Novelería, códigos y claves.
Al llegar al cine y constatar la existencia de una cola de media cuadra pensé: “eso me pasa por novelero”, que eso, y no cinemero es la palabra adecuada de quien va siempre a donde están pasando cosas y decir “yo estuve ahí”.
Con la desaceleración propia del desengaño, me disponía a hacer –al mejor estilo Lima 1987- la cola, cuando descubrí para mi alivio, que los doscientos chiquillos delante de mí no podían venir a ver “El código Da Vinci”, y que un ujier gritaba a voz en cuello: “¡Los que quieren ver X-Men III, a este lado por favor!”.
De modo que mi experiencia con la película de Ron Howard (¿o debiera decir Richie Cunningham?) empezó muy lejos de la masividad que se le atribuye al fenómeno cultural iniciado por la novela de Dan Brown. Cierto, los espectadores llegaron, y debí levantarme del asiento un par de veces para dejar pasar a los tardones, pero no fue esta una experiencia como la de “Fahrenheit 911”, en la que debí hacer una cola de dos cuadras mientras activistas del Partido Demócrata repartían propaganda.
Debo decir que -como película- el “Código…” me gustó. Es tan nerviosa como el libro, aunque –por supuesto- la diferencia de medio se deja notar. Enfrentado a una historia de detectives donde cada detalle cuenta, el director se ve obligado a apretujar en dos horas y media la aventura de los criptógrafos sacros Robert Langdon y Sophie Neveu de forma tan apresurada que es imposible entender lo que está ocurriendo, a menos que uno haya leído la novela.

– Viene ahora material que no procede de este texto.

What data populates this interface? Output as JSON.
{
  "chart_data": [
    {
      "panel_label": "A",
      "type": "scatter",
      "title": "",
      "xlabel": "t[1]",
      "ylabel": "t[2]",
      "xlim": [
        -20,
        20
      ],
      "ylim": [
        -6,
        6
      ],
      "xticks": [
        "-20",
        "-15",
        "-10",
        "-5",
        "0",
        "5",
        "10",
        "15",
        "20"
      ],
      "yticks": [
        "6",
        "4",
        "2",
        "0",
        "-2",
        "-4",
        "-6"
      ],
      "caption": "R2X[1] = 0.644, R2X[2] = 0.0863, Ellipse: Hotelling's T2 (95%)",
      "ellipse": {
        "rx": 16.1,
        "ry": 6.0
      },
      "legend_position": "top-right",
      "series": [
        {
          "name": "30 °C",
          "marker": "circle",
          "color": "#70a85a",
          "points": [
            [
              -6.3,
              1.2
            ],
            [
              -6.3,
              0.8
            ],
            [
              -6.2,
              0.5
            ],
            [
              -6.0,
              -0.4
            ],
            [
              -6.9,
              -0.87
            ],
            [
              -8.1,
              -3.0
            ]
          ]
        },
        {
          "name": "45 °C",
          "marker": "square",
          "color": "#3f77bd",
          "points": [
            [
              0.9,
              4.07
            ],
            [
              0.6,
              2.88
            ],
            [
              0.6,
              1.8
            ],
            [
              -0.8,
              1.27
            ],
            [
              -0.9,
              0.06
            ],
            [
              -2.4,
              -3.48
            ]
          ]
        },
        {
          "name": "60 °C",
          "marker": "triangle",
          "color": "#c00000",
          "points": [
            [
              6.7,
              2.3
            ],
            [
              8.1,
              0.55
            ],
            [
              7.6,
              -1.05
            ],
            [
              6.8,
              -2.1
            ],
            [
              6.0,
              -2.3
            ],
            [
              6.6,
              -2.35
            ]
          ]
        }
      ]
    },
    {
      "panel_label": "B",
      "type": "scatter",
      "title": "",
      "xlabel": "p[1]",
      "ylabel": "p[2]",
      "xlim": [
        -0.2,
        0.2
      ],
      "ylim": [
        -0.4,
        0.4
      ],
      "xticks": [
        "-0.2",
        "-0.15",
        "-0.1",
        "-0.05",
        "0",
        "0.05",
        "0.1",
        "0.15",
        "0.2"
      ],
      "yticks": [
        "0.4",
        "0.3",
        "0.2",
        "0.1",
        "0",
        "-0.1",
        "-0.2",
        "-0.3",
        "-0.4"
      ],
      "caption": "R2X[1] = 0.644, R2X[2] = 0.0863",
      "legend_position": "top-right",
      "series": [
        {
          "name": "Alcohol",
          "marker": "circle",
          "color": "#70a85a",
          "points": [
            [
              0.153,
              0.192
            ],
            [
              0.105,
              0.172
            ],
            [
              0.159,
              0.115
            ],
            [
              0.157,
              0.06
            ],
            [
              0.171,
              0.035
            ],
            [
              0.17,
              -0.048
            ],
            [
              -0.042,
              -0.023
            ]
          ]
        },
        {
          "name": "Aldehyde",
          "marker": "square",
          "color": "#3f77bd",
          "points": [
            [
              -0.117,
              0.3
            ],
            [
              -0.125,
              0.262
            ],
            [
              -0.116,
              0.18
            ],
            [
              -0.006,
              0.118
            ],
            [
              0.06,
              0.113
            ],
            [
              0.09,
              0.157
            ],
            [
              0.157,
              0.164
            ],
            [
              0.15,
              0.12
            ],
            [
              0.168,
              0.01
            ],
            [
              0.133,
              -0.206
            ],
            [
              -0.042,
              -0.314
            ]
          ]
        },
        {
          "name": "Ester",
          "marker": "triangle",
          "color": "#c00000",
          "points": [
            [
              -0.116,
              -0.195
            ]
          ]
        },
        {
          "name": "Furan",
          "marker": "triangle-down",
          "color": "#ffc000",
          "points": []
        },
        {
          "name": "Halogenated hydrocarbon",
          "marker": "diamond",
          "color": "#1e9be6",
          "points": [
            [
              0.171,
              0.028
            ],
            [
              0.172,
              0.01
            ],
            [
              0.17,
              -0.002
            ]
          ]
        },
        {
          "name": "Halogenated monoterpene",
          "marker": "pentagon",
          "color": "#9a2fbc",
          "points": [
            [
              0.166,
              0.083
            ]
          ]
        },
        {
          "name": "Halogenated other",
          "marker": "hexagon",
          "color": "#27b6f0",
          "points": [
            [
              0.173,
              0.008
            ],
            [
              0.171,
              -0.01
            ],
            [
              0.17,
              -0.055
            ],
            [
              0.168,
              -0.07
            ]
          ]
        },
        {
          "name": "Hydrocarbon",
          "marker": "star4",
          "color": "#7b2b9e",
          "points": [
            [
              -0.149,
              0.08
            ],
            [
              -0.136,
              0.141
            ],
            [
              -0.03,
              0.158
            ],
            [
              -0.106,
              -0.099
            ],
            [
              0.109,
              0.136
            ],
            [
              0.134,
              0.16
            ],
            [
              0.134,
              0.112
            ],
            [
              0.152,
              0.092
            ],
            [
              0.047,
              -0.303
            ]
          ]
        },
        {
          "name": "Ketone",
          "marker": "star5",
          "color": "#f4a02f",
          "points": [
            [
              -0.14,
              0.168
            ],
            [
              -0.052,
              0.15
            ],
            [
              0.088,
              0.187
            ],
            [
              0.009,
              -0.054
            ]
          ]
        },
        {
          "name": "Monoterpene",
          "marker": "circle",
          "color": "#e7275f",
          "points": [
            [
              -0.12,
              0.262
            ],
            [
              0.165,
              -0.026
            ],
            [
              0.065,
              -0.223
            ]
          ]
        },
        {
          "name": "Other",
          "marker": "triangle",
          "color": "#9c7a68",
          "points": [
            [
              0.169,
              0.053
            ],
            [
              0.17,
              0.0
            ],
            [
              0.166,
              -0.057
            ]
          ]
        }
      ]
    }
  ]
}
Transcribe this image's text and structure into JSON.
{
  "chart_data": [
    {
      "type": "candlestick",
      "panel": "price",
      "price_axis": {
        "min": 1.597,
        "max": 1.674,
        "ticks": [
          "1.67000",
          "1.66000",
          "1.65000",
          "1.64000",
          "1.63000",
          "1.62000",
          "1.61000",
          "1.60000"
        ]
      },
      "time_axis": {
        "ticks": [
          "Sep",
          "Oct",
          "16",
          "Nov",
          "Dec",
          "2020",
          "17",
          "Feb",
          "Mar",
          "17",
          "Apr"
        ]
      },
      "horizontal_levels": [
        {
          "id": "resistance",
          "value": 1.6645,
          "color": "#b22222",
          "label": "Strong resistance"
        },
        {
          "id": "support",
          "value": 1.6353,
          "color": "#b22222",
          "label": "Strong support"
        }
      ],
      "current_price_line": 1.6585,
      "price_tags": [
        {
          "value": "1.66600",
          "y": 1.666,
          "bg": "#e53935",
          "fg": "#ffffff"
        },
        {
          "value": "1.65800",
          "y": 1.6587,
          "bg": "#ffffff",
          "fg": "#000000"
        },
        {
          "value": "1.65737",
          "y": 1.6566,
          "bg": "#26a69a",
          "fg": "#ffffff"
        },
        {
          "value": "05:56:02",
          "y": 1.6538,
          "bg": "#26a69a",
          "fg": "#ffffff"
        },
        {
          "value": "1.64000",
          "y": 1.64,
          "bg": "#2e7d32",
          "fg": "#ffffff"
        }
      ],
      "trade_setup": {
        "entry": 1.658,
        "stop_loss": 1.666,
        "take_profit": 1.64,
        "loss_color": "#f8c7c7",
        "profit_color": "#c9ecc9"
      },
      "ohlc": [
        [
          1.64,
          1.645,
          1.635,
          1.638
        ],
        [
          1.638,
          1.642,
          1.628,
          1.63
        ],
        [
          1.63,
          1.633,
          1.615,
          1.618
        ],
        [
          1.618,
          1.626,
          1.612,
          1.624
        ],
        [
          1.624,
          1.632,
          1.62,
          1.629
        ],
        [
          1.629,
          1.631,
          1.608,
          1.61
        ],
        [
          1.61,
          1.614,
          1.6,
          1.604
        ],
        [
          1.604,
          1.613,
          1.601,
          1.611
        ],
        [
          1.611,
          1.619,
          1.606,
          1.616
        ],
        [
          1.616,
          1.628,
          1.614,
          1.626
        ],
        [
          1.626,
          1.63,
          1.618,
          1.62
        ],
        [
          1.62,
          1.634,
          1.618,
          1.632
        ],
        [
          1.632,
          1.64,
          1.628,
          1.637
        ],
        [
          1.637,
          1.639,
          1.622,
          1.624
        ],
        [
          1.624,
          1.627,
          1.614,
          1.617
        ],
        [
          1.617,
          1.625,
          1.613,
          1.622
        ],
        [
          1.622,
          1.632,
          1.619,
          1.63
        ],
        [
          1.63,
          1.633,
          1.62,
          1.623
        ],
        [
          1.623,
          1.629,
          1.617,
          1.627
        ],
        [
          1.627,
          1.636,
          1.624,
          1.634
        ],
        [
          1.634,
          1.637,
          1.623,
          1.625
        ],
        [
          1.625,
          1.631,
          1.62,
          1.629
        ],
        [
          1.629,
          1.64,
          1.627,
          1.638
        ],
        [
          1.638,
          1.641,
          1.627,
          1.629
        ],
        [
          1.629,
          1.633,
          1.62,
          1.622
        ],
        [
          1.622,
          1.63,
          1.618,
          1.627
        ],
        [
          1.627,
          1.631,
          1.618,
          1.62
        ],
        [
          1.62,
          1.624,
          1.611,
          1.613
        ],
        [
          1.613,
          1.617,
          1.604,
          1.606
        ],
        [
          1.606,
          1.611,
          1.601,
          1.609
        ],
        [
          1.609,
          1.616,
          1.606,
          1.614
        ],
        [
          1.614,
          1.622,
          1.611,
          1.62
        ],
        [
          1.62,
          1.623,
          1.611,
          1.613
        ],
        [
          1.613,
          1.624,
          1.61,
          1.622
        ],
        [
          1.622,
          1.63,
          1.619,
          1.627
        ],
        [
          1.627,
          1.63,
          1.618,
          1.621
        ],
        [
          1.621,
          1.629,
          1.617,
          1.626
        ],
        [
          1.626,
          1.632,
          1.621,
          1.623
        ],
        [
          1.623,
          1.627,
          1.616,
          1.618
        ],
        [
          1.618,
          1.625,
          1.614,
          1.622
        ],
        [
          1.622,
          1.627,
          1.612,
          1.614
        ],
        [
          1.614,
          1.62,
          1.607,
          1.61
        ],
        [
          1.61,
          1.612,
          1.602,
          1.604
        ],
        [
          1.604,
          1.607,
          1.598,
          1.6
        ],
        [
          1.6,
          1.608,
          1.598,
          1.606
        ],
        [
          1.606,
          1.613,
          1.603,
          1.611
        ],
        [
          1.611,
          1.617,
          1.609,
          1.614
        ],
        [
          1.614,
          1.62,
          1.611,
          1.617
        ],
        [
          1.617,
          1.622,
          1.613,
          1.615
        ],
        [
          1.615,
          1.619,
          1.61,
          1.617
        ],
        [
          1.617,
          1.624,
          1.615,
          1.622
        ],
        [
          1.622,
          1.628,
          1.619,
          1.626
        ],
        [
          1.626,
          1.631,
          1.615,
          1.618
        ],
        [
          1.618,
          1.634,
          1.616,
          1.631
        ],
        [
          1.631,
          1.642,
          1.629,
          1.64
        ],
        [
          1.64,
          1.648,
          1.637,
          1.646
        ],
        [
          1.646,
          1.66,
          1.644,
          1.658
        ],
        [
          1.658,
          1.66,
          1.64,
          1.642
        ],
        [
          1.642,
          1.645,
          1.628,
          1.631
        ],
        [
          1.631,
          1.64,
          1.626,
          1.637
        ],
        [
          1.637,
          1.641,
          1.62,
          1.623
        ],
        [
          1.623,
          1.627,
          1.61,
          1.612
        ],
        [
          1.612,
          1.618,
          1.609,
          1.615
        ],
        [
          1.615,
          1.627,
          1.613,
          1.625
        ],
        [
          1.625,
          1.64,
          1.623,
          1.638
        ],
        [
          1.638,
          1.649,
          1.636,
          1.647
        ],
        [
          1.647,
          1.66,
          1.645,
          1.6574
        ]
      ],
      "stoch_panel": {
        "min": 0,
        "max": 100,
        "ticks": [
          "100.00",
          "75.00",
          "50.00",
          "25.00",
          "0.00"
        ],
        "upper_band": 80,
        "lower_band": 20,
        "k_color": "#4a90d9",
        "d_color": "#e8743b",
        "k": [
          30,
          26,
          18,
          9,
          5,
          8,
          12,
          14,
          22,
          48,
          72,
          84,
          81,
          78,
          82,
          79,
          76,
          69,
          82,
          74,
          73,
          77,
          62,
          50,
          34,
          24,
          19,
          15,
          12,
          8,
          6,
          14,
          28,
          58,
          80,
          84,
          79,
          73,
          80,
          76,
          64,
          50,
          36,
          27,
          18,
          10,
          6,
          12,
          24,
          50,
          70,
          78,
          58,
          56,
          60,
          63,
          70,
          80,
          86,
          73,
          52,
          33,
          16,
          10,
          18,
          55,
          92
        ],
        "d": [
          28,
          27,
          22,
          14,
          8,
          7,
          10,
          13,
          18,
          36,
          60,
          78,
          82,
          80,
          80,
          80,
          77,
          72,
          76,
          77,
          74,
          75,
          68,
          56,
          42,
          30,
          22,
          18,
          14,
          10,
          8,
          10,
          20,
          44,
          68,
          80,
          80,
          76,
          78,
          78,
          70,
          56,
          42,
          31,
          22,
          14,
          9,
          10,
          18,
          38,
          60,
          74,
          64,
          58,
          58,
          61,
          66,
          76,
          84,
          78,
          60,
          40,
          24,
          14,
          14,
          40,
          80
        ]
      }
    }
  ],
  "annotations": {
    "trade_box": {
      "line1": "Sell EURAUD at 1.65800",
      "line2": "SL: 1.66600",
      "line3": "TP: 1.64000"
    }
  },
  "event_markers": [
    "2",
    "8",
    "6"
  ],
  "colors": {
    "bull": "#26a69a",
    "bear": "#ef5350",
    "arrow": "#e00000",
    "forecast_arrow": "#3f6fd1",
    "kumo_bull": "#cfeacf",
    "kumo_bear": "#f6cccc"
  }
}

El prerrequisito de haber leído la novela, por supuesto, no debe ser problema: el libro ha vendido decenas de millones de copias en todo el mundo, de modo que la película no es más que una ayuda visual a los millones de turistas virtuales que siguieron a Langdon y Neveu de Francia a Escocia, por templos medievales y bóvedas suizas. De chico, empecé a leer novelas gracias a versiones juveniles que –cada tantas páginas- contaban la historia en forma de “comic”. Es la misma sensación que he tenido ante la película: Howard ha dibujado el “comic” que acompaña a la novela de Brown.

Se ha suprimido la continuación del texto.